The Government has capped its future revenue at 23.9% of GDP. This revenue ceiling will be reached in the next few years, so that in the medium-term the amount of revenue will be determined by the level of GDP which, as I explained, I project to increase over the medium term at an average annual rate of 4¾ per cent.

Expenditure Outlook

Government spending forecasts imply that real government outlays will increase at an average annual rate 2.2%. This is about one percentage point lower than the past “norm” of about 3¼%, with government outlays representing a pretty constant proportion of GDP over the last forty years.

This is reason in itself for querying the Government’s 2.2% spending projection. Other reasons are:

  • The deteriorating international situation which could require Australia to spend another 1 to 1½% of GDP on defence and foreign aid by the end of the next decade.
  • Much more investment will be needed in education and training, which should include life-long learning, if Australia is to respond adequately to the structural changes in the labour market being brought about through technological change and the shift in the pattern of demand from manufactures to services. Unless this investment is made, inequality will continue to rise and economic growth and government revenues will suffer.
  • Few opportunities for major savings are now available, as the Government itself acknowledged when it withdrew its 2014 Budget.
  • Most cultural institutions, many welfare organisations and vocational education and training are now severely under-funded.
  • Increasing the rates for NewStart and rental assistance, and improving aged and child care, should be high priorities if we are genuinely concerned about maintaining an inclusive society.
  • The Morrison Government has already proved to be highly populist. For example, the $1.2 billion to achieve a political fix with Catholic schools is contrary to the goal of a needs-based system of school-funding; while the decision to drop the policy of increasing the eligibility age for the age-pension to 70 is also indicative of a lack of the political fortitude needed to achieve expenditure restraint.

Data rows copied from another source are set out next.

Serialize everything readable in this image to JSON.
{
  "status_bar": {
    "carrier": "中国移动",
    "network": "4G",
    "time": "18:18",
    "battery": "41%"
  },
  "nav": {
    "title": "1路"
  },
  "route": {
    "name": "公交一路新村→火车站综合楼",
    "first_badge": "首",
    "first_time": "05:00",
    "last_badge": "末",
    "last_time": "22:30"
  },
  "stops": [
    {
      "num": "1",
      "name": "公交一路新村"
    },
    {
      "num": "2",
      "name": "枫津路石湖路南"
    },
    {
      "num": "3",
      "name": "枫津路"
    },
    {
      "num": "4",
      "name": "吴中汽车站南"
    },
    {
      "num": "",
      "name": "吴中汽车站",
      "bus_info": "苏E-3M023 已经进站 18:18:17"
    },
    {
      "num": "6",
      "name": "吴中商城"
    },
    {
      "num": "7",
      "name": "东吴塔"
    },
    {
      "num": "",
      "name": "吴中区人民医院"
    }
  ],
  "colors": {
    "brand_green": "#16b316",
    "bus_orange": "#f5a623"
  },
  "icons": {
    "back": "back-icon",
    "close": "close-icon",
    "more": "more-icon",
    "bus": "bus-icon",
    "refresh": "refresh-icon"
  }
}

Taking these various considerations into account, I consider that it would be prudent to plan on real government outlays increasing in line with past “norms” at an average annual rate of at least 3¼ per cent over the next decade or so.  After allowing for inflation, this projection for real government outlays would translate into an average annual increase of 5½ per cent in nominal terms.

Conclusion

This 5½ per cent average annual rate of increase in government outlays compares with my earlier projection of an average annual rate of increase in nominal GDP, and revenue, of around 4¾ per cent. In other words, in my view, it seems highly likely that over the next decade, the increase in outlays will exceed the increase in revenue, unless policies are changed.

The Government for its part contends that this revenue gap can be closed by its tax cuts. Its argument is that tax cuts will incentivise people and businesses, and in that way increase our economic growth, and thus our capacity to pay for the services that we demand. The empirical evidence, however, shows that there is no correlation between present overall levels of taxation and any country’s economic growth rate.

Instead, taxation is the price we pay to live in a civilised society. Thus, what really matters is what a country does with its taxation revenue. If it is spent wisely on functions, such as research and development, education and training, health, and infrastructure, then this taxation can actually increase the nation’s economic capacity.

Thus, far from reducing economic growth, unless taxation revenue is sufficient to pay for these services and maintain a socially inclusive society, the economic stagnation experience over the last decade will most likely continue. Furthermore, the additional revenue required should amount to no more than 3% of GDP, and it would be achieved over the next few decades. That would still leave Australian taxation levels well below the OECD average, and below New Zealand’s present level.

Michael Keating is a former Secretary of the Departments of Finance and Prime Minister & Cabinet. The issues discussed here are the principal focus of his recent book, Fair Share, which was co-authored with Stephen Bell, and published by MUP in March this year.